Históricos de mortes em conflitos por terra envolvendo índios e fazendeiros ocorreram nos quatro cantos de MS, como Sidrolandia, Juti, Antônio João, Dourados, Paranhos, Amambai
ÓDIO
Em novembro do ano passado, o indígena de 16 anos guarani-kaowá Cleijomar Vasques, morreu com pancadas na cabeça e seu corpo abandonado uma rodovia perto de uma aldeia indígena, em Amambai.
O crime, segundo autoridades ligadas à causa indígena, seria o terceiro com as mesmas características na região e que já vêm sendo tratados por entidades como “crimes de ódio”. As três vítimas, eram indígenas ligadas à comunidade LGBTQIA+.

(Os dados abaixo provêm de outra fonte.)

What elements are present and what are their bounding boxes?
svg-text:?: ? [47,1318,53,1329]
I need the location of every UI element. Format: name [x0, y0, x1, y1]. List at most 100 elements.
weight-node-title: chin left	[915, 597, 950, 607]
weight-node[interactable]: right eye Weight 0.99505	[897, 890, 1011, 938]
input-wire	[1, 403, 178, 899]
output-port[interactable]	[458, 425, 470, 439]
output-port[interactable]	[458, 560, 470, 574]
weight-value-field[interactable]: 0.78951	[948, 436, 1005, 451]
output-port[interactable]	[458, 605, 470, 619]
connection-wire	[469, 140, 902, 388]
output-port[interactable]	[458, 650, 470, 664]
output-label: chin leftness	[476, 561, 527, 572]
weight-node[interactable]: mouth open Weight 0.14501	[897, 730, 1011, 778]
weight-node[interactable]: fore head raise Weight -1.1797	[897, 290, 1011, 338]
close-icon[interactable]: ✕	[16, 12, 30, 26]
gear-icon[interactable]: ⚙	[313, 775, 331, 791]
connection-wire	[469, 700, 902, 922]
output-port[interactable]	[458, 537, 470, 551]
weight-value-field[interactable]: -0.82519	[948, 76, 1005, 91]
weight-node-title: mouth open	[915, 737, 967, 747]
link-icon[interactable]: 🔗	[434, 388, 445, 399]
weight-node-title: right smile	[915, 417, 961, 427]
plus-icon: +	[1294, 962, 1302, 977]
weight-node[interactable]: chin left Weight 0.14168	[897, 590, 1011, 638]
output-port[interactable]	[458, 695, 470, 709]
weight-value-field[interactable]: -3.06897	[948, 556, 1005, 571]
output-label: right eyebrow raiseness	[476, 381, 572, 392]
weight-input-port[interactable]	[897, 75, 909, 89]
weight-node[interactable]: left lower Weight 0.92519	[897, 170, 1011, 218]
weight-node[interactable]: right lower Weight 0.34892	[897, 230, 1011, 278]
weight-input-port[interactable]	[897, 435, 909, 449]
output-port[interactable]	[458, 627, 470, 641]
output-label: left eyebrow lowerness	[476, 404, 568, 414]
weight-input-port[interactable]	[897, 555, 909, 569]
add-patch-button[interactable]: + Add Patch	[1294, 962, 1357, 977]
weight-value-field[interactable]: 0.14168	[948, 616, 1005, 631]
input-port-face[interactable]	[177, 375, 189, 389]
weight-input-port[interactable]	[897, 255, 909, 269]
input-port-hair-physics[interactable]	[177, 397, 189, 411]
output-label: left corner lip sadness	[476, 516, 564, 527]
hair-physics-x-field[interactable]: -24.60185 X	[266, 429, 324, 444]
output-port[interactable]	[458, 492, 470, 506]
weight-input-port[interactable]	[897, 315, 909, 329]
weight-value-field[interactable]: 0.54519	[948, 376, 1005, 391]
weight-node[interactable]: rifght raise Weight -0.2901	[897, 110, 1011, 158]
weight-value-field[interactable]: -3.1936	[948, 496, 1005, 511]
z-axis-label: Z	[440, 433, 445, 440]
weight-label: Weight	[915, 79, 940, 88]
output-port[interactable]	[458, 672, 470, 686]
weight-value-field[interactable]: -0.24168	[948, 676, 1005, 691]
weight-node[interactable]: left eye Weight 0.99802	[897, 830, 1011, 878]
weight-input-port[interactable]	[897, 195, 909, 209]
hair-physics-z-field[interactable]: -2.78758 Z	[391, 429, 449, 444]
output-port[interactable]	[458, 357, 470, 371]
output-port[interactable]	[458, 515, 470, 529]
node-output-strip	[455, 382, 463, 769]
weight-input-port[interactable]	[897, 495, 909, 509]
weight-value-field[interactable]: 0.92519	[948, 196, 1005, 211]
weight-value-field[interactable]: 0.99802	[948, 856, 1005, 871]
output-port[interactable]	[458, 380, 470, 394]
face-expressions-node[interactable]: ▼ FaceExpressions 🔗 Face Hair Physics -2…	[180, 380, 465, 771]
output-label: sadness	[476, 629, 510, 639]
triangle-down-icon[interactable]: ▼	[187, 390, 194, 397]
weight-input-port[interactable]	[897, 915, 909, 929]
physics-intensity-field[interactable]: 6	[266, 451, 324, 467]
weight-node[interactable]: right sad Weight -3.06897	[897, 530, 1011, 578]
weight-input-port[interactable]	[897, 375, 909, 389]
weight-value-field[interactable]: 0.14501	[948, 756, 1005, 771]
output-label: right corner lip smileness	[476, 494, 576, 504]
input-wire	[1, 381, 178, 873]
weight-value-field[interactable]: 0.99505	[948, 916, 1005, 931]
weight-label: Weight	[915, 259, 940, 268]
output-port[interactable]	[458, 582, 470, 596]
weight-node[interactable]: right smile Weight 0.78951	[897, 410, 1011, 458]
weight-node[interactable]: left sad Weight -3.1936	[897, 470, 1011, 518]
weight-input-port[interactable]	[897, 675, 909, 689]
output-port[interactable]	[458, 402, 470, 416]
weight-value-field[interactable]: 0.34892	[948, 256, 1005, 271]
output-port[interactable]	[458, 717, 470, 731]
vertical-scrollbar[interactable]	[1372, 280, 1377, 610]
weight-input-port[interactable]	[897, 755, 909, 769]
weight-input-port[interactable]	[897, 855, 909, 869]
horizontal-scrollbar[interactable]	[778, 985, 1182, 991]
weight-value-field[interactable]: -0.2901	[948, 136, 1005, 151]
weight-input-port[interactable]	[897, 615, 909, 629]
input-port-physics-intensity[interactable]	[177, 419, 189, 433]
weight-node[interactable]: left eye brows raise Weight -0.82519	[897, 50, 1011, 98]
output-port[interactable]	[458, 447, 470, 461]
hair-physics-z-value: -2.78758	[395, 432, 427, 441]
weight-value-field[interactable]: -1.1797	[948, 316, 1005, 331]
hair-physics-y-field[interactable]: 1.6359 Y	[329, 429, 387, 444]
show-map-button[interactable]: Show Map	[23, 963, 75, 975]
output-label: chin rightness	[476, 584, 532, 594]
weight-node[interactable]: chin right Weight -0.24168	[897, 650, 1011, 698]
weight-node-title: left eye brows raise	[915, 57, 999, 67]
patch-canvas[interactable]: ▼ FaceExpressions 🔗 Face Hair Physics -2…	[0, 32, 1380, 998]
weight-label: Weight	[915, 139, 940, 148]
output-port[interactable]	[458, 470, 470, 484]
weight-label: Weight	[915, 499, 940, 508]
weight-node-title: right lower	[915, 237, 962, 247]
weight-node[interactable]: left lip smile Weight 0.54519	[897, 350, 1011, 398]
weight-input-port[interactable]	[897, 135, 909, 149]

O ano todo de 2005, 18 anos atrás, notícias das aldeias de Dourados espalharam-se pelo mundo com casos de crianças indígenas que morriam de fome antes de alcançarem os dez anos de idade.
Ano passado, em 2022, ainda eram registrados casos iguais.
No início deste ano, o governo federal criou o Ministério dos Povos Indígenas e a promessa é a retomar às demarcações de terras, algumas das quais emperradas judicialmente já há três décadas.
Indígenas reclamam que há anos e com casos recentes, neste ano, que são retirados à força de áreas em conflitos por forças policiais do Estado. A queixa: as causas deles devem ser resolvidos por forças federais, apenas.
De acordo com o Censo provisório, divulgado ano passado, no Brasil vivem em torno de 1,6 milhão de indígenas, 100 mil dos habitam aldeias situadas em Mato Grosso do Sul.